Add to this internalized hierarchies — colorism, class mobility shame, the pressure of the “model minority” myth — and the immigrant psyche becomes a site of constant negotiation. The consequence is chronic imposter syndrome: too Western here, too altered there. Every decision extracts something. In almost every direction, it feels as though someone is being disappointed.
So are immigrants doomed to this duality forever? To stand in corridors, hovering between rooms that never quite close behind them? In some sense, yes. The duality does not evaporate. The accent does not entirely settle. The questions do not stop. There will always be rooms where you are asked to explain yourself; to clarify your name, your loyalties, your choices. There will be rooms in which you feel slightly edited, slightly heightened, slightly aware.
But what if the duality is not doom?
If the first grief of migration is realizing that no room feels entirely inherited, the second realization should be a quieter and more radical one: you are no longer confined to one. The corridor is not only a place of suspension; it is also a place of access. You have stood in more doorways than most. You understand how rooms are arranged. Belonging, then, shifts from being granted to being chosen.
The corridor is not only a place of suspension; it is also a place of access. You have stood in more doorways than most.
Maybe the immigrant condition is not the loss of a single, unquestioned home.

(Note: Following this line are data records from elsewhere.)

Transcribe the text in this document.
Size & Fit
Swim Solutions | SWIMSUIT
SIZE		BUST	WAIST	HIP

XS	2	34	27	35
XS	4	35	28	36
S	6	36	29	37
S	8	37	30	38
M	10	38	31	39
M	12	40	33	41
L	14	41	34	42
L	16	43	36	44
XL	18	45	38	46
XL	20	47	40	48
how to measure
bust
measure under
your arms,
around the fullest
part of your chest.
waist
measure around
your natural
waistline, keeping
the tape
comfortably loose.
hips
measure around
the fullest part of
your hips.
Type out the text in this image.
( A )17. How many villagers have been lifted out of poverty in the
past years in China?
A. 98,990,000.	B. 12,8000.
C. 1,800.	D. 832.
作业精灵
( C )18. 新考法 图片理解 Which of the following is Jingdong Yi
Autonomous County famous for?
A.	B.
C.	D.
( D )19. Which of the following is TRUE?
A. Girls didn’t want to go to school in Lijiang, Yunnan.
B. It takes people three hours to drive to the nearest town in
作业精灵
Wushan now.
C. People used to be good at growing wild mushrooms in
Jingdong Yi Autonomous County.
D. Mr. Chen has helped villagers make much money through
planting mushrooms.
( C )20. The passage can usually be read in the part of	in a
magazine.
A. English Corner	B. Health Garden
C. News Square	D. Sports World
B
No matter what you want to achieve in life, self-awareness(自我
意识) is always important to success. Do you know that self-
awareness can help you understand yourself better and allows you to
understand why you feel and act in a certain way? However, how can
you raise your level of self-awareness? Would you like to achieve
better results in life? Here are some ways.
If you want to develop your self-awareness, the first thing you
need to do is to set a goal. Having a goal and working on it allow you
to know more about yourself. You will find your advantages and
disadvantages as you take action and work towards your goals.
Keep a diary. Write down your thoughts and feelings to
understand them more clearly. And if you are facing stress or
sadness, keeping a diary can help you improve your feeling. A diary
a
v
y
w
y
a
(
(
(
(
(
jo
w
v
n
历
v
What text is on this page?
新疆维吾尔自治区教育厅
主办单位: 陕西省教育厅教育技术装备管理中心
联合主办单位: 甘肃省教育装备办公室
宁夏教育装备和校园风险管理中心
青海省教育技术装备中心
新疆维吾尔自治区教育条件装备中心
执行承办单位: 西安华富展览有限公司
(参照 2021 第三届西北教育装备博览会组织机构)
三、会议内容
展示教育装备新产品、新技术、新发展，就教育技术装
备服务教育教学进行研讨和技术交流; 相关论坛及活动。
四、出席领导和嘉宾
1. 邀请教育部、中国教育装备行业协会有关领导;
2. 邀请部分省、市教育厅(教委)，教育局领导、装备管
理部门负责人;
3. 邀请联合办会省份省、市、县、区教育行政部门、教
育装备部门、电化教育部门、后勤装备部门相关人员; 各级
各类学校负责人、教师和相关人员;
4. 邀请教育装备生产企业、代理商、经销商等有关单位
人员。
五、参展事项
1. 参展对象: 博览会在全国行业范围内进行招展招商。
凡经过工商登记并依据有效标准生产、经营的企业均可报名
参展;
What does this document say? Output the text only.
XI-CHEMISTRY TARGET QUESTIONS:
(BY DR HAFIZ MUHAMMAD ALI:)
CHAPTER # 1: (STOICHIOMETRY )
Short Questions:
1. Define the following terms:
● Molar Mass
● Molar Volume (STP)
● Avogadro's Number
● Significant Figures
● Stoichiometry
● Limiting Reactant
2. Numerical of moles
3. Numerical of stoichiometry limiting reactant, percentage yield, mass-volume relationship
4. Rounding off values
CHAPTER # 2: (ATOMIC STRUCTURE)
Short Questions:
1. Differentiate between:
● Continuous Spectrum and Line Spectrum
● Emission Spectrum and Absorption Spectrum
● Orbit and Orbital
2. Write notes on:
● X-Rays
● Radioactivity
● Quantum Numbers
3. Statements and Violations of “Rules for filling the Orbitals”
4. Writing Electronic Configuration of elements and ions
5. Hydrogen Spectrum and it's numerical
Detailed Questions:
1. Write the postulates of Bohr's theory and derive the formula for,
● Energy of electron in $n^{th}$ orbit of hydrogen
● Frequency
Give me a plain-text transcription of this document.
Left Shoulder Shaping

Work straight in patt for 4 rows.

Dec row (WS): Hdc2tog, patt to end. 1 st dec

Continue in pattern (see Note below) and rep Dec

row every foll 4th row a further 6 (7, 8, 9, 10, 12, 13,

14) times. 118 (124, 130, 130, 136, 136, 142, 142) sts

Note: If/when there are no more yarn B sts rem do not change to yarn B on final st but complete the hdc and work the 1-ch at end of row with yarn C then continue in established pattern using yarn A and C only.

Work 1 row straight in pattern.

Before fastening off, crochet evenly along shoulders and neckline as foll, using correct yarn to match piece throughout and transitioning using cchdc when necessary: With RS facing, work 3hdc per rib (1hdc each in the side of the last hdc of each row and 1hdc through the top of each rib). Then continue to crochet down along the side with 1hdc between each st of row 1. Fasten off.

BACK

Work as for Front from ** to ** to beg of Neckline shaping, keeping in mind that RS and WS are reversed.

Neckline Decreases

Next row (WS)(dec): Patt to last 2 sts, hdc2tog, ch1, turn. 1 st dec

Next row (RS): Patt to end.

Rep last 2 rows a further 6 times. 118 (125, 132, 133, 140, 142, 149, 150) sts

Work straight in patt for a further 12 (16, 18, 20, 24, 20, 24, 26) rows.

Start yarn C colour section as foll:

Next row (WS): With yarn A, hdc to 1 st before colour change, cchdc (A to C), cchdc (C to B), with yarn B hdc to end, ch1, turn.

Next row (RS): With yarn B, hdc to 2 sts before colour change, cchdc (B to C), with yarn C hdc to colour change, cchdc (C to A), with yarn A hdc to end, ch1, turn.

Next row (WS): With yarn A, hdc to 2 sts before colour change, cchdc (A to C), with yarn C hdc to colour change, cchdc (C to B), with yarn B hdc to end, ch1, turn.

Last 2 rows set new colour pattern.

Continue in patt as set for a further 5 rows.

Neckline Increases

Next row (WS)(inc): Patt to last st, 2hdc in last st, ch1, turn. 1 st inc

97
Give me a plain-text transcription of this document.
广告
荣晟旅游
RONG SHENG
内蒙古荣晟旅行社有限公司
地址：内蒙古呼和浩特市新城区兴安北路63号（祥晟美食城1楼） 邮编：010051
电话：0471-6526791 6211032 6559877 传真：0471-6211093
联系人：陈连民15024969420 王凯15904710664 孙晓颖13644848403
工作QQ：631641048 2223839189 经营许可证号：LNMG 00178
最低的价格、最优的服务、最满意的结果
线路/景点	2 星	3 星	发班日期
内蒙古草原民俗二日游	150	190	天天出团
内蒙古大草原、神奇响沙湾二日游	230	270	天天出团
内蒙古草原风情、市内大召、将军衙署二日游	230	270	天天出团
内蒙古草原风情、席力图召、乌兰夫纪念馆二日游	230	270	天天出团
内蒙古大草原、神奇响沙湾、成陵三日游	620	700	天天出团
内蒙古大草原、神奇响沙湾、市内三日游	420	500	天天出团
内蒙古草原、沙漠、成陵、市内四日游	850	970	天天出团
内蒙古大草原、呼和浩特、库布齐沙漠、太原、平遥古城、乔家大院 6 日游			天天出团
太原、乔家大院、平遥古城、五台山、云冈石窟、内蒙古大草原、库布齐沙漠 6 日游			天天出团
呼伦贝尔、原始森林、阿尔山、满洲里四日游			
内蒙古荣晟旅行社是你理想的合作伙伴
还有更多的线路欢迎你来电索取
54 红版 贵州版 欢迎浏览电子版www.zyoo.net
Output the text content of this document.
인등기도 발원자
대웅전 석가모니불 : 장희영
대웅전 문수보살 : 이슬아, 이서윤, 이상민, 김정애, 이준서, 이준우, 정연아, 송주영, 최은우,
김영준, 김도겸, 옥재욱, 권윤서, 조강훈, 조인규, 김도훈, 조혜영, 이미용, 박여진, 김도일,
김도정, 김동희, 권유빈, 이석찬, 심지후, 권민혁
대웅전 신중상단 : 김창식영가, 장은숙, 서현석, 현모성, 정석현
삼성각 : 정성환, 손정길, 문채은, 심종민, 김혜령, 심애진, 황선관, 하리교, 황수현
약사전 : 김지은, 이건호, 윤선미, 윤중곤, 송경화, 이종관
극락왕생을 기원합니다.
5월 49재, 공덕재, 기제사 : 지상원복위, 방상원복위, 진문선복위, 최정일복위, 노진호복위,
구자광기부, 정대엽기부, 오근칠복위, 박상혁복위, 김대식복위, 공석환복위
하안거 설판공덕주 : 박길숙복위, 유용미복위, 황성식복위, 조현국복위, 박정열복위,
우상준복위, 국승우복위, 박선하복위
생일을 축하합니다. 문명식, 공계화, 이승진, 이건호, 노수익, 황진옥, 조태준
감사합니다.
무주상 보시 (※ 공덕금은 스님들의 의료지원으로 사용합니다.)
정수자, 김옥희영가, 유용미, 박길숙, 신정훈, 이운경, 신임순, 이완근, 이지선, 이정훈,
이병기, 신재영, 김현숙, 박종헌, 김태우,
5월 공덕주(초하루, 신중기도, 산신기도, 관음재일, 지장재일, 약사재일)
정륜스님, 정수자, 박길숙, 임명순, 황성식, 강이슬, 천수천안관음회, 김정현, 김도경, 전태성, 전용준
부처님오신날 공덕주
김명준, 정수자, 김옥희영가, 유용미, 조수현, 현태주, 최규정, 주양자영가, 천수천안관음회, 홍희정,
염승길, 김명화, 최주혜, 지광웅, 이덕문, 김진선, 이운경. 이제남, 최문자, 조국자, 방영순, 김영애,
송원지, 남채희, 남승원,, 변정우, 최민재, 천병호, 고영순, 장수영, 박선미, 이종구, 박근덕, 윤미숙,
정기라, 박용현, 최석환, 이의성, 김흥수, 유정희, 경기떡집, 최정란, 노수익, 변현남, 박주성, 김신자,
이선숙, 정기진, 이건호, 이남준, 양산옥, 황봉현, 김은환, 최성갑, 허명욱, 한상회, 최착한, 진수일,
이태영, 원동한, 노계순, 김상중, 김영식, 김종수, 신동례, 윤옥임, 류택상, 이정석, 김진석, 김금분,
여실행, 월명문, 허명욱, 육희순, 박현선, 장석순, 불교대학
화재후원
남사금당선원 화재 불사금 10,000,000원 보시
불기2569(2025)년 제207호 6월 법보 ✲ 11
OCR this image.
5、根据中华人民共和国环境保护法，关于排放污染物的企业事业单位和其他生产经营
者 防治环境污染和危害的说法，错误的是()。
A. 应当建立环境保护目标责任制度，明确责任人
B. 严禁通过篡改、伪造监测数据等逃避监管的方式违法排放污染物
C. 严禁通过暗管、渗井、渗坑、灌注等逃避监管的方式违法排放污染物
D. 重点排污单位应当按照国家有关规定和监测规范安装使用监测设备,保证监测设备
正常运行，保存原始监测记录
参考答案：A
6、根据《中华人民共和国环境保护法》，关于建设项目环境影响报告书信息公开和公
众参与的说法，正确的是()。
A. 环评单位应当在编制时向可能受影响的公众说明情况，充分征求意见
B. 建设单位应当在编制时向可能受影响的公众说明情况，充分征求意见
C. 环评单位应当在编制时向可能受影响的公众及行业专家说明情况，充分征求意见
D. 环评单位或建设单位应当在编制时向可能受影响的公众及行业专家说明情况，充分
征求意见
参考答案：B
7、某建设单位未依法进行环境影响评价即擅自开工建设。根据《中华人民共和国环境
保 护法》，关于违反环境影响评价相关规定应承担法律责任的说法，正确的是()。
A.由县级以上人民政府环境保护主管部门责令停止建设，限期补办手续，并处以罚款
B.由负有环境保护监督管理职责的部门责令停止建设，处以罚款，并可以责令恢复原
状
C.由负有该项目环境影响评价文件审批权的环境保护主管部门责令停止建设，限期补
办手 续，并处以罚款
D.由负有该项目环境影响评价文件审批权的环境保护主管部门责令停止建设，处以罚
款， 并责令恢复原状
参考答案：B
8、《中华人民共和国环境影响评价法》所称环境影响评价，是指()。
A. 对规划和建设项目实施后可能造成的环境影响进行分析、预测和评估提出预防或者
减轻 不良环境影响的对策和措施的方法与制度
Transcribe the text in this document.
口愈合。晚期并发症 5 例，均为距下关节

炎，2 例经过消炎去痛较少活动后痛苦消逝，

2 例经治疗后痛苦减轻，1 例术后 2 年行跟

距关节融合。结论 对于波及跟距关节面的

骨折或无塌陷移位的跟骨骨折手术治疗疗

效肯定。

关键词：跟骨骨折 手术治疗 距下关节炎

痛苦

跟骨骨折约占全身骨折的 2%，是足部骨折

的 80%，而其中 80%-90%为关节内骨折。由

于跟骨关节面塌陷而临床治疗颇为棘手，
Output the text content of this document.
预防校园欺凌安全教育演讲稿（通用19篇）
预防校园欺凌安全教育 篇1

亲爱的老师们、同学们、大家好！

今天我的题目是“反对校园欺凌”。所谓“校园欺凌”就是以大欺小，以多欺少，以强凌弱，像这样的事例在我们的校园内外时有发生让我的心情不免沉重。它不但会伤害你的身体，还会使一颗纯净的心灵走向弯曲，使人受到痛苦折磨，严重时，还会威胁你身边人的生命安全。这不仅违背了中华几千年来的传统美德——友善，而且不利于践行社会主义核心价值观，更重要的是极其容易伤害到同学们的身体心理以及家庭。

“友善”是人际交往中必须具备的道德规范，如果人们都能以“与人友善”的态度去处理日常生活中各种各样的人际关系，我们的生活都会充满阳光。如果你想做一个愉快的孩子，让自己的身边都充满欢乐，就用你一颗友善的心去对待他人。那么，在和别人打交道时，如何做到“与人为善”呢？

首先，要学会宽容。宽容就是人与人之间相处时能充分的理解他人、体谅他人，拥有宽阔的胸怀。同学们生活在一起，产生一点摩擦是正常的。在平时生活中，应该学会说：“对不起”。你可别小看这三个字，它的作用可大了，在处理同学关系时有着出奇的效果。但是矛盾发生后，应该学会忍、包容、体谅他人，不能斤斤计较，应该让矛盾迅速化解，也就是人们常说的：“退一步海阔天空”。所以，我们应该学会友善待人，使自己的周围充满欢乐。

Maybe it is the acquisition of partial homes — smaller spaces, yes, but spaces nonetheless — in many rooms. A chair pulled slightly closer. A language spoken without apology. A boundary set. A tradition kept as heirloom. A tradition discarded as baggage.
You may never walk into a room and feel entirely unobserved. But you can decide how much of yourself sits down. And maybe that is the quiet evolution of the question. Not which room don’t I belong in? Not even which room do I belong in? But rather: Where do I choose to stay?
In that choice — imperfect, ongoing, deeply personal — there is something steadier than inheritance. There is authorship.